Recent satellite images showed that Northern Greenland reached 15C this month following an intense heatwave.
Ice in the area, which is usually well below freezing, has melted by nearly six trillion kgs in just three days. That’s enough water to leave almost the entire area of Northern Ireland standing in a foot of water.
A photo from the EU’s Copernicus satellites showed massive tons of sediment pouring into a fjord – a glacial bay leading into the ocean – as ice from the island’s vast ice sheet melted this month.
Temperatures in the Arctic region have recently hit nearly 16 degrees Celsius which is unusual for Northern Greenland which remains below freezing, even in summer, with a maximum temperatures of 0C.
The extreme heat led to massive melting from the island’s gigantic ice sheet between 15-17 July, sending billions of gallons of freshwater into the ocean.
‘The northern melt this past week is not normal, looking at 30 to 40 years of climate averages,’ Ted Scambos, a University of Colorado scientist with the National Snow and Ice Data Center, told CNN.
In 2019, Greenland’s ice sheet lost an average of one million tonnes of water every minute enough to fill up 200 million Olympic-size swimming pools.

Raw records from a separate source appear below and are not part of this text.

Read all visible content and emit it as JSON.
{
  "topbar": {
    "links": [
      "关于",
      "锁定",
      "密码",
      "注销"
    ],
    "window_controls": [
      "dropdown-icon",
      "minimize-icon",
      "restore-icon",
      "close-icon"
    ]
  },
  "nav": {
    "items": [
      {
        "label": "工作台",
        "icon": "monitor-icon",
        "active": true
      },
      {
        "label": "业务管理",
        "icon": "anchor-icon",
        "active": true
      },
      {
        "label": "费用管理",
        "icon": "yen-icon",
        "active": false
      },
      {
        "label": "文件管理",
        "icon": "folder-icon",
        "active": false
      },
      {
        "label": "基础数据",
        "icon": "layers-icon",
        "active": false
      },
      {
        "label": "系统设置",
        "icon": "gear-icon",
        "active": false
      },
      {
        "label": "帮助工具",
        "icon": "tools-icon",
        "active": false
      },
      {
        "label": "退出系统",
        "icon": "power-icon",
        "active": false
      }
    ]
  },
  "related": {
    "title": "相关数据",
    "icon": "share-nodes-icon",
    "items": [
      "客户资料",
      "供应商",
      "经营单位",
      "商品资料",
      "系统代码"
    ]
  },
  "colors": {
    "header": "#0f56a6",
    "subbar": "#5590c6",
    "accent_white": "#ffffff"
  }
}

In February, scientists found that Greenland’s ice sheet was vanishing from the bottom up – increasing flood risks across the planet. The shock discovery is the culmination of a seven-year project focused on Store Glacier – one of the largest outlets.
Huge quantities of water falling from the surface to the base was accelerating the melt rate.
A UK-led team calculated up to 82 million cubic metres of meltwater a day was transferred to the bed during the summer of 2014.
During peak periods it produced as much power as the Three Gorges Dam in China – the world’s biggest hydroelectric station.
The world’s second largest ice sheet is three times the size of Texas – extending 656,000 square miles and covering most of the island. Global sea levels would rise by another twenty feet if it were to completely disappear.